Руки ей больше не целовали, но то, что сделал Айдан, было еще хуже.

Мужской обжигающий взгляд ласкал ее, словно руки любовника.

– Прекрасных снов, – прошептал он ей прямо в ухо и добавил что-то ласковое по-ирландски.

Она едва держалась на ногах от переполнявшей ее страсти, но ирландец оставил ее и пошел искать приготовленную ему спальню.


Прошло несколько часов, но Пиппа все еще никак не могла заснуть. Ее окружала сказочная роскошь чужой спальни. Надев рубашку и накинув сверху платье, девушка мерила шагами залитую мерцающим лунным сиянием комнату. Ей следовало бы наслаждаться каждым мигом, проведенным здесь. Это была роскошь из ее снов, ее мечтаний.

А вместо этого ее мучают мысли об Айдане.

Где-то там, в саду, в лунном свете промелькнула тень. Подчиняясь порыву, она подошла к окну и посмотрела вниз.

Увиденное вызвало в ней волну мрачного удовлетворения. Айдан О'Донахью тоже не спал. Подобно огромному неповоротливому привидению, он разгуливал взад и вперед по садовой дорожке.

Огненный вихрь, рожденный где-то у самого сердца, обдал ее кожу горячечной лихорадкой.

Она сжала кулаки и прижалась полыхающим лбом к стеклу.

Что такое особенное было в этом человеке?

Его мужское обаяние сводило ее с ума. Он не выделялся безупречной красотой, как Ричард, не обнаруживал такого остроумия, как лорд Кристофер Хаттон, не проявлял веселого и легкого нрава, как Яго, но ее тянуло к нему. Ей хотелось быть рядом с ним, дотрагиваться до него, разговаривать с ним, касаться губами его губ, как в ту штормовую ночь.

– Нет, – произнесла она сквозь зубы. – Я не хочу все время думать о тебе.
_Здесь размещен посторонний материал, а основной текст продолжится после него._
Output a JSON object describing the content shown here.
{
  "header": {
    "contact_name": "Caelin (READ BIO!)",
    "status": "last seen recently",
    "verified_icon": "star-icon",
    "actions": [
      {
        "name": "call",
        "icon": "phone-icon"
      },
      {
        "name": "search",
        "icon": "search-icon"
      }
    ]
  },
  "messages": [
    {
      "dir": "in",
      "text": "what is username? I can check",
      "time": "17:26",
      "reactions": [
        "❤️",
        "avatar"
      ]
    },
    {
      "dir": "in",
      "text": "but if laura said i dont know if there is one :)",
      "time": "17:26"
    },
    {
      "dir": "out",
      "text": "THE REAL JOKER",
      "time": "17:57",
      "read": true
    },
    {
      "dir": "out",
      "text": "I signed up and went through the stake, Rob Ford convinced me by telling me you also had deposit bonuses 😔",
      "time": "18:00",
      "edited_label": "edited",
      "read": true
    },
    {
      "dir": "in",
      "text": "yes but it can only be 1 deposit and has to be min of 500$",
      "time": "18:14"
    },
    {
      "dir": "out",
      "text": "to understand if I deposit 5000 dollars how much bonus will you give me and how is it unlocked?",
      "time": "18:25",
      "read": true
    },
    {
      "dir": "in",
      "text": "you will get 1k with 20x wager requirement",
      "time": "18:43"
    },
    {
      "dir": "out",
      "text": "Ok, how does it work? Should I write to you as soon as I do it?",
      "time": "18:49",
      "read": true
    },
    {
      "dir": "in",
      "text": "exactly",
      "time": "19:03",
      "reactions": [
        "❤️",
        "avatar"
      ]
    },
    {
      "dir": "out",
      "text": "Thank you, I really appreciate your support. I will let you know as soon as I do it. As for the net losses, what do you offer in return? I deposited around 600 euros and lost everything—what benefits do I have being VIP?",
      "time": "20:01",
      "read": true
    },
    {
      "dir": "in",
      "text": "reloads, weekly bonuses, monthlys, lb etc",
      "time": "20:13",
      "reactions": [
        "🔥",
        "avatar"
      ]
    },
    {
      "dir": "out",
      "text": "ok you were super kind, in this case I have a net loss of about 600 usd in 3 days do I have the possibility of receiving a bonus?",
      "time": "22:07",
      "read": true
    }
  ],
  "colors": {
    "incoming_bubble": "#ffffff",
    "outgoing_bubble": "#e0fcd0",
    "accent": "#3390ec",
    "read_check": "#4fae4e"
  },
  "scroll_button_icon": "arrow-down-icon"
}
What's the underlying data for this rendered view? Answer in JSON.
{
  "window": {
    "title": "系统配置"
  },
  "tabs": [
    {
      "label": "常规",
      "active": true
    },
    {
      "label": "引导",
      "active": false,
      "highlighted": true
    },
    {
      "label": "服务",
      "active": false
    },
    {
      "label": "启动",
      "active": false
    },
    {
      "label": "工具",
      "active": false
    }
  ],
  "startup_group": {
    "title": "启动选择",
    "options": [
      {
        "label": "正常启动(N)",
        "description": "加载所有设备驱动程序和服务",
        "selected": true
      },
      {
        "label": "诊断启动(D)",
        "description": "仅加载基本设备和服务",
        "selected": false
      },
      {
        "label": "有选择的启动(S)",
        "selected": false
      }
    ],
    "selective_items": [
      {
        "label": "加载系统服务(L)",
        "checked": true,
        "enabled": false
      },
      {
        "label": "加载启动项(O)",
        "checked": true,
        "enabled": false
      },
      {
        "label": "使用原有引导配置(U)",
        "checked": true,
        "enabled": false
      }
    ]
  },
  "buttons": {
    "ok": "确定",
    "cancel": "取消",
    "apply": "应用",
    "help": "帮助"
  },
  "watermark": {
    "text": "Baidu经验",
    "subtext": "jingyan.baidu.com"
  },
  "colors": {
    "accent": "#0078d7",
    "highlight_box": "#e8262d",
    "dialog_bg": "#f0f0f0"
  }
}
Я не могу себе это позволить. – Она втянула воздух и задержала дыхание, стараясь взять себя в руки. Каждый раз, когда она начинала привыкать к кому-то, чувствовать свое единение с кем-то, ее бросали. Семья, которую она не помнила, Меб, труппы бродячих артистов, с которыми сводила ее судьба.

– Ты тоже оставишь меня, – прошептала она. От ее дыхания запотело стекло. – Но мне будет безразлично.

Вот и решение.

Но можно было испытать еще несколько мгновений счастья с ним, а потом расстаться, не разбив своего сердца.

– Так и поступлю, – произнесла она вслух, на ходу затягивая на себе платье. – И именно этой ночью я докажу свою решимость.


«Лондон никогда не спит», – думал Айдан, глядя на воды Темзы. Было самое темное время ночи, а он различал голоса людей, ржание лошадей и время от времени всплески весел. Возвращались домой тайные любовники, а также те, кто не в ладах с законом, или просто подвыпившие гуляки.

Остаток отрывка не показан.